The last 20 pages  of Vol.4, No.1  are more provocative  than the earlier essays and articles because they are written in the more argumentative style of the Editors and close members of the PR circle.  Here we find reviews of recent books,  and in the section called “Ripostes,”the polemical style prevails in the factional arguments within the Communist movement in the period of the Moscow Trials.

ben-hechtUnder the rubric, “Theatre Chronicle,” Mary McCarthy offers her first contribution as the journal’s theatre critic.  It was the occasion for McCarthy to give her knives an airing. Her witty, insightful, and cruel operation  on the Theater Guild’s production of Ben Hecht’s To Quito and Back displayMcCarthy’s sharply honed way with  words as she impales  progressive, non-commercial theater in the 1930s. The Theater Guild, which grew out of the Washington Square Players, was designed to have all functions of the Theatre, from administration through performance, organised by a Board of Directors. It had become famous with its productions of G.B.Shaw’s plays, and plays by Eugene O’Neill, and it ran productions from 1918 through the 1990s.


Mary McCarthy, then 24 years old, had recently divorced her actor husband, Harold Johnsrud. While at work for the publishing firm, Covici-Friede, who published Ben Hecht’s The Front Page, McCarthy had read Hecht’s To Quito and Back in manuscript, and with her links to the theatre world she was able, in her review, to puncture Hecht’s authority (he had already written the screenplays for The Front Page, Scarface, and The Twentieth Century by this time) and criticise  the Theater Guild. The production had gutted the play of all intellectual content by substituting for  it ‘stage business’:“The characters in the  midst of  what ever they were saying were bounding about the stage, jumping up and sitting down, climbing over furniture and pacing the floor. . . The Guild directors, between them, carved the play into a turkey.”
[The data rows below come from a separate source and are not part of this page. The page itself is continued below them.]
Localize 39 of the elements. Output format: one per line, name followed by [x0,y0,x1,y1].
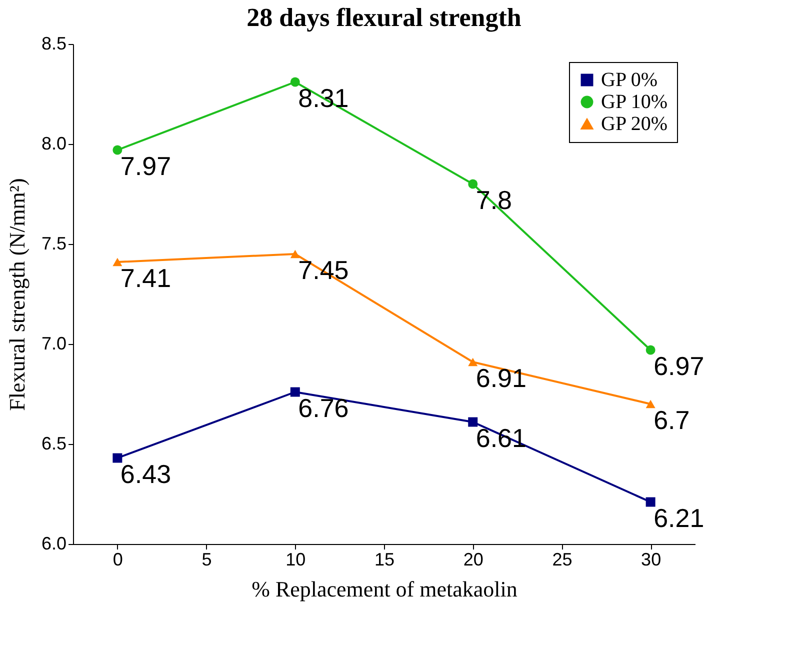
point [646,497,656,507]
point [290,387,300,397]
data-label: 7.41 [120,263,172,293]
point [290,250,300,258]
point [468,417,478,427]
point [646,400,656,408]
point [646,345,656,355]
y-tick-label: 8.5 [41,34,66,54]
x-tick-label: 20 [463,550,484,570]
x-tick-label: 25 [552,550,572,570]
x-tick-label: 5 [202,550,212,570]
y-tick-label: 7.5 [41,234,66,254]
x-tick-label: 10 [286,550,306,570]
y-axis-title: Flexural strength (N/mm²) [4,178,30,411]
x-tick-label: 15 [374,550,395,570]
point [112,145,122,155]
x-axis-title: % Replacement of metakaolin [252,576,518,602]
y-tick-label: 6.0 [41,534,66,554]
chart-title: 28 days flexural strength [246,3,522,32]
data-label: 6.76 [298,393,349,423]
point [112,453,122,463]
data-label: 6.43 [120,459,172,489]
data-label: 6.97 [654,351,704,381]
legend-label: GP 10% [601,91,668,113]
legend-label: GP 0% [601,69,658,91]
data-label: 6.21 [654,503,704,533]
legend-label: GP 20% [601,113,668,135]
data-label: 6.7 [654,405,690,435]
point [290,77,300,87]
y-tick-label: 7.0 [41,334,66,354]
y-tick-label: 8.0 [41,134,66,154]
point [468,179,478,189]
x-tick-label: 0 [112,550,123,570]
y-tick-label: 6.5 [41,434,66,454]
point [112,258,122,266]
x-tick-label: 30 [641,550,662,570]
point [468,358,478,366]
data-label: 6.91 [476,363,526,393]
data-label: 7.97 [120,151,172,181]
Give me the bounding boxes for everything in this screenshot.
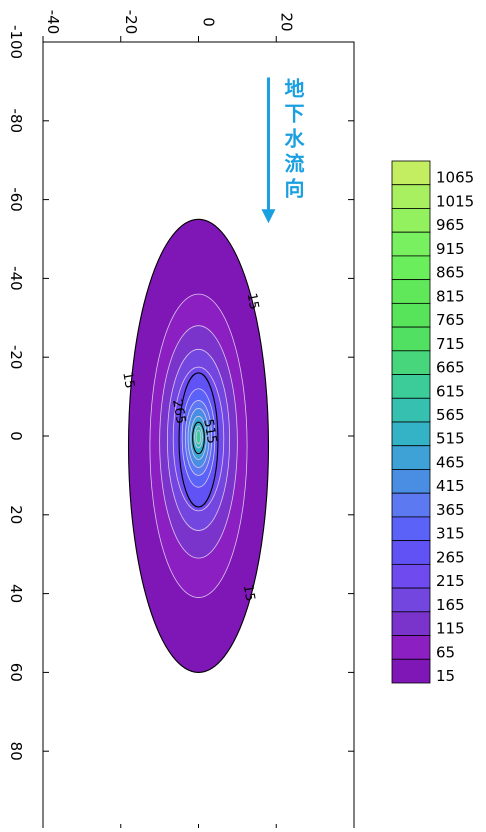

McCarthy is also irked by the Hamlet echoes Hecht uses to portray the irresolution of the hero.“It is not,as Mr. Hecht believes, the irresolution of a man who is able to see all sides of a question; it is the impotence of a man who is afraid of making a fool of himself.The play, indeed, is a small undignified monument of social and intellectual terror. The see-sawings of the hero are merely an objectification of the nervousness of the author.”

Her main charge is that Hecht is a timid, embarrassed radical:“Mr Hecht, it would appear, has been converted or frightened by intellectual fashion into giving lip-service to radicalism. Yet this radicalism he does not face squarely in the drawing rooms of New York or the studios of Hollywood. He must transport it and himself ( in a somewhat flattering disguise ) to a comic-opera Ecuador, where revolutionary generals are just-too-pricelessly-funny, Emperor Jones Negroes are commissars, the working class is represented by a sentimental servant girl who sympathizes with the communists but knows her place just the same.”

She ends by attacking Hecht as a man: a phony radical, “his agonised sincerity must be rated as the final, most vulgar sham.”



McCarthy had come to New York City after graduating from Vassar College, and she found work writing reviews for The Nation, and the New Republic,  and as she remind us in her Intellectual Memoirs,  1936 was the opening of the Popular Front — which involved an appeal to liberals to join with Communists against Fascism. She was not a member of the  Communist Party but she was now living within the New York literary milieu that  had to face up to the splits between Trotskyists and Stalinists, many of whom soon found themselves outside both the CPUSA and the liberal periodicals.  And new though she was to the New York scene of dissident Party members and fellow-travellers,  McCarthy agreed to be  on the Committee for the Defence of Leon Trotsky, drawing her closer to the anti-Stalinists at PR.

At the time she was Philip Rahv’s girlfriend, and some of her  friends have speculated that she was given the title of Theater Critic because theater was something that “the boys” of the Editorial Board didn’t care much about. In her introduction to a collection of her  theater reviews for PR, McCarthy recalled:


“All my habits of mind were bourgeois, my fellow editors used to tell me.
They were always afraid that I was going to do something, in real life or
in print, that would “disgrace Partisan Review”; this was a fear that
worried me even more than it did them. I used to come down to the office on
Saturdays (I worked for a publisher during the week) and listen to the men argue, in the inner room, beyond the partition, pounding the table and
waving their arms in the air. Once a month, late at night, after the dishes
were done, I would write my ‘Theatre Chronicle,’ hoping not to sound
bourgeois and give the Communists ammunition.”

Her first review must have surely shown those ‘boys’ in the ‘inner room’ her flair for incisive and polemical writing.